Wäre echt klasse wenn mir hier jemand was beibringen könnte, ich möchte aber keine vorgefertigte Lösung wenns geht sondern nur ein paar kräftige Tritte in die richtige Richtung damit ich beim Programmieren auch was lerne.

MfG
PCE-5Smp


----------



## repök (13 Juli 2007)

*Filo*

Such mal hier im forum nach filo oder fifo. oder auf volkers hp.
http://www.sps-forum.de/showthread.php?t=10673&highlight=filo


----------



## MSB (13 Juli 2007)

Ich kenne jetzt das OP77A nicht sooo genau, aber wäre es nicht möglich die Störmeldehistorie
auf dem OP zu machen, also laut AD-Mall sollte das eigentlich möglich sein.

Mfg
Manuel


----------



## Larry Laffer (15 Juli 2007)

MSB schrieb:


> Ich kenne jetzt das OP77A nicht sooo genau, aber wäre es nicht möglich die Störmeldehistorie
> auf dem OP zu machen, also laut AD-Mall sollte das eigentlich möglich sein.


 
Also, bei meinen Visu's mache ich es auch so (ich habe keine OP77 - aber sonst). Man hat halt keinen Roll-Puffer, dafür aber eine Liste. Datum und Uhrzeit geht auch. Ggf. Die OP-Uhr mit der SPS-Uhr synchronisieren.


----------



## PCE-5Smp (15 Juli 2007)

Danke erstmal für die Hilfen,

bei meinen S7-200 Steuerungen musste ich es auch so machen, d.h. alles als Liste im OP ablegen.
Problem an der Sache ist für mich, dass ich keine Ahnung habe wie ich die Liste Zyklisch ans PLS übertrage... wenn das mal soweit ist.
Darum wollte ich Sie gleich in den Bereich schreiben wo auch die PLS-Daten sind und nicht erst einen Transfer vom OP in die SPS veranlassen bevor die Liste gesendet werden soll.

Falls jemand dazu weiterführende Infos hat... nur her damit


----------



## Larry Laffer (16 Juli 2007)

Hallo,
du hinterlegst deine Störmeldungen in deinem OP, dann definierst du in demselben einen Bereichszeicher zu Steuerung, wo der Bit-Bereich liegt (liegen soll) der die Störmeldungen veranlassen soll.

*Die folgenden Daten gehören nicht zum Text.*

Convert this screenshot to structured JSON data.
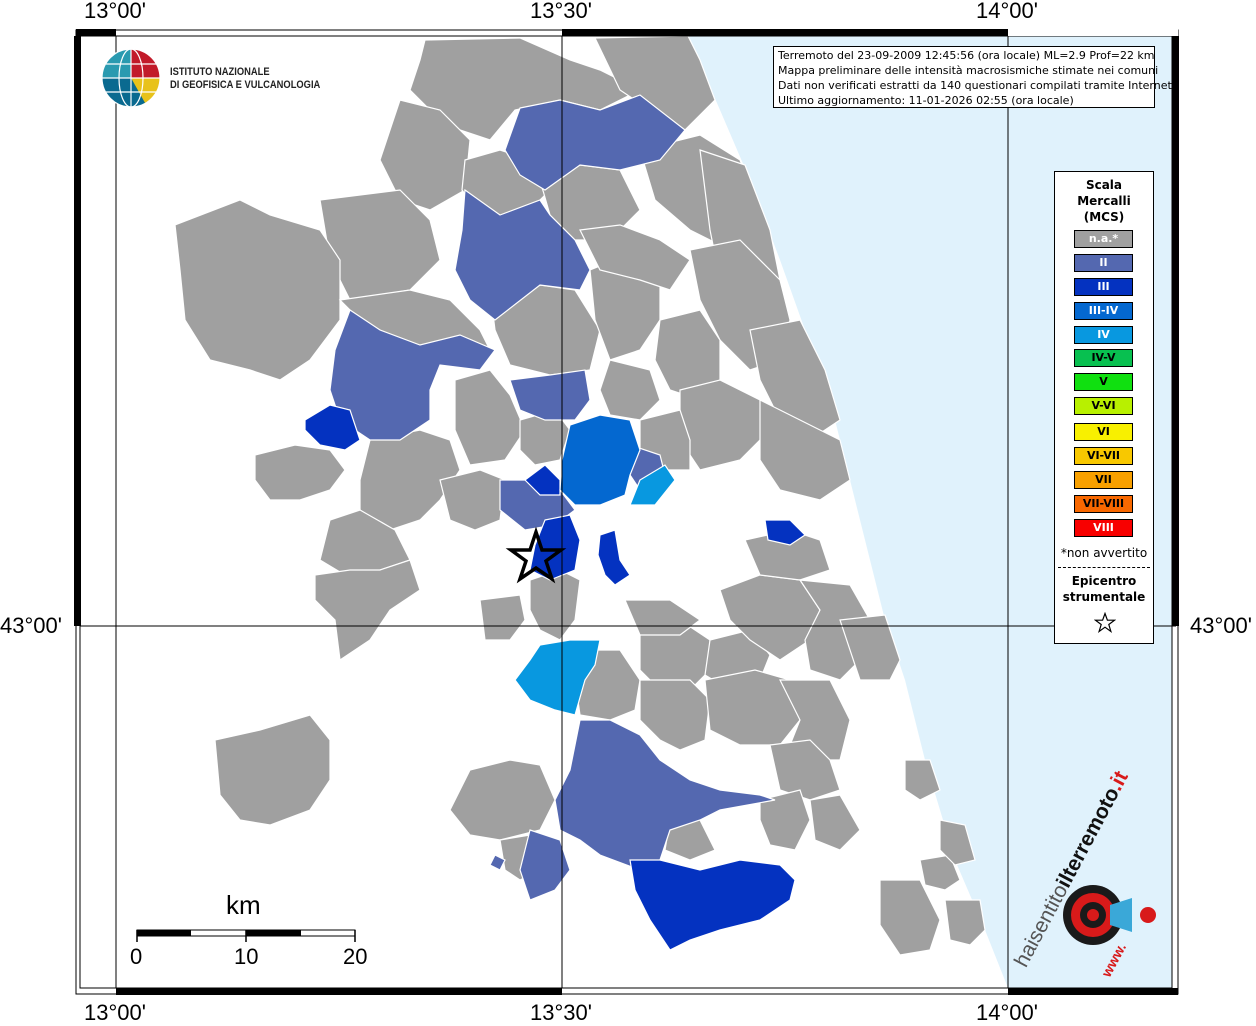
{
  "map": {
    "top_ticks": [
      "13°00'",
      "13°30'",
      "14°00'"
    ],
    "bottom_ticks": [
      "13°00'",
      "13°30'",
      "14°00'"
    ],
    "left_ticks": [
      "43°00'"
    ],
    "right_ticks": [
      "43°00'"
    ]
  },
  "logo": {
    "line1": "ISTITUTO NAZIONALE",
    "line2": "DI GEOFISICA E VULCANOLOGIA"
  },
  "info": {
    "line1": "Terremoto del 23-09-2009 12:45:56 (ora locale) ML=2.9 Prof=22 km",
    "line2": "Mappa preliminare delle intensità macrosismiche stimate nei comuni",
    "line3": "Dati non verificati estratti da 140 questionari compilati tramite Internet.",
    "line4": "Ultimo aggiornamento: 11-01-2026 02:55 (ora locale)"
  },
  "legend": {
    "title_line1": "Scala",
    "title_line2": "Mercalli",
    "title_line3": "(MCS)",
    "items": [
      {
        "label": "n.a.*",
        "color": "#a0a0a0"
      },
      {
        "label": "II",
        "color": "#5468b0"
      },
      {
        "label": "III",
        "color": "#0432c0"
      },
      {
        "label": "III-IV",
        "color": "#0468d0"
      },
      {
        "label": "IV",
        "color": "#0898e0"
      },
      {
        "label": "IV-V",
        "color": "#08c050"
      },
      {
        "label": "V",
        "color": "#10e010"
      },
      {
        "label": "V-VI",
        "color": "#b8f000"
      },
      {
        "label": "VI",
        "color": "#f8f000"
      },
      {
        "label": "VI-VII",
        "color": "#f8c800"
      },
      {
        "label": "VII",
        "color": "#f8a000"
      },
      {
        "label": "VII-VIII",
        "color": "#f86800"
      },
      {
        "label": "VIII",
        "color": "#f80000"
      }
    ],
    "note": "*non avvertito",
    "epicenter_line1": "Epicentro",
    "epicenter_line2": "strumentale"
  },
  "scale_bar": {
    "unit": "km",
    "labels": [
      "0",
      "10",
      "20"
    ]
  },
  "brand": {
    "text_a": "haisentito",
    "text_b": "ilterremoto",
    "text_c": ".it",
    "text_d": "www."
  },
  "colors": {
    "sea": "#e0f2fc",
    "na": "#a0a0a0",
    "ii": "#5468b0",
    "iii": "#0432c0",
    "iii_iv": "#0468d0",
    "iv": "#0898e0"
  }
}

Jede einzelne Störmeldung korrespondiert nun mit einem Bit (deines DB - es geht aber auch MW). Wenn du dieses Bit setzt, dann wird die Störmeldung als kommend registriert. Geht das Bit, wird auch die Meldung als gehend registriert. Ob die Meldungen nun selbst-quittierend sind und/oder weiter gespeichert bleiben, definierst du im OP.

Soviel erstmal für den Anfang ...


----------



## PCE-5Smp (17 Juli 2007)

Danke für den Tip,
den Bereichszeiger benutze ich schon für normale Betriebsmeldungen damit das OP selbständig die Anzeige wechselt, wenn z.B. eine Pumpe in Betrieb geht.
Mal sehen ob sich daraus zusätzlich noch eine Liste mit ausgewählten Ereignissen erstellen lässt.
Ich weiß auch noch nicht wieviele Bereichszeiger man beim OP77A anlegen kann, hab bisher nur mit dem OP3 zutun gehabt und da war es nur einer.
Außerdem möchte mein Kunde neuerdings selbst per Eingabe am OP festlegen wie lang die zuspeichernde Liste sein soll.

Vielen Dank nochmal an alle die versuchen mir zu helfen
PCE-5Smp


----------



## Larry Laffer (18 Juli 2007)

Du brauchst nur einen Bereichszeiger für ALLE deine Störmeldungen.


----------



## HolleHonig (18 Juli 2007)

Hi, ich hatte mal ein Problem, das in diese Richtung geht.
siehe: http://www.sps-forum.de/showthread.php?t=7755
Das kannst du sicher auf dein Problem adaptieren. Vielleicht hilfts ja.


----------



## IBFS (10 August 2007)

...Für Meldungen in Panels OHNE Puffer gibts auch was von SIEMENS:

Sicherung der Meldeereignisse nach dem Bitmeldeverfahren von Operator Panels​ 
http://support.automation.siemens.com/WW/view/de/23637924


ist zwar für TP170 o.ä. und kostet 100 Einheiten, aber ehe man garnichts hat!

Zumindest das PDF ist kostenlos und als IDEE zu gebrauchen... 

...


----------



## PCE-5Smp (12 August 2007)

Vielen Dank,
ich habs nach dem Bitmelde... hinbekommen und die Fehlermeldungen werden ganz normal im OP gespeichert mit Datum und Zeit.
Hab auch zu jeder Meldung einen Hilfetext angelegt und den Schaltplan
OP-tauglich gezeichnet. Langsam verstehe ich wie WinCC flex arbeitet...
...trotzdem war mir Protool lieber

nochmals vielen Dank


----------